Leaving the fold

David Tal was born in San Diego as the son of a Messianic Jewish father and evangelical Christian mother. After making aliya in 1971, the family became "one of the best-known in the Israeli Messianic community," he says. Thus, it was a shock for the community when he decided to leave it. His family name was Goldberg; he had to Hebraicize it later as an overseas government employee. Growing up, all his friends were the children of Messianics, and he still keeps in close touch with his family and many of his old friends. His estimate is that "10 to 15 percent" of the children of Israeli Messianic Jews leave the religion.
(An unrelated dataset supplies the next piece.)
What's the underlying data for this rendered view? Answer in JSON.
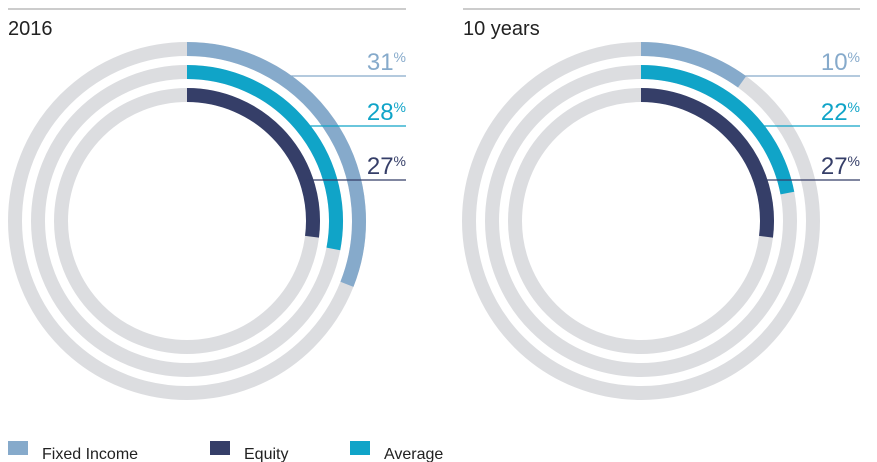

What happened to Tal was that at age 16 or 17, he realized that he simply didn't believe in God. "As opposed to Judaism, to be a [Messianic] believer you have to have a personal relationship with God, and for that you need faith in God. When I reached the age when you start questioning the beliefs you got from your parents and peers and congregation, I realized that I did not have that faith, which automatically meant I was not a believer anymore." says Tal, a tour guide, speaking by phone from Eilat where he was leading a tourist group. His parents were devastated. "As far as they were concerned, it meant I was going to burn in the fires of hell forever and ever." For a while he continued to attend congregation with his parents in Jerusalem, but the news of his apostasy spread. "We'd walk into the congregation and I'd see members looking at my parents with sorrow. They all thought I was going to turn into a drug addict or something," he says. Tal's loss of faith began an existential crisis that lasted several years; he compares it to what a haredi goes through upon hazara b'she'ela, or leaving the fold. He spent five years as an IDF officer, then four more as a Shin Bet security agent in the Israeli Embassy in Paris. Along the way he fell in love with an Israeli Jewish girl, and, since his mother was Christian, he converted to Judaism. Today he and his wife live two doors away from his parents in Modi'in, and raise their sons as secular Jews. His parents and siblings are still Messianics. "I'm the black sheep of the family," he laughs.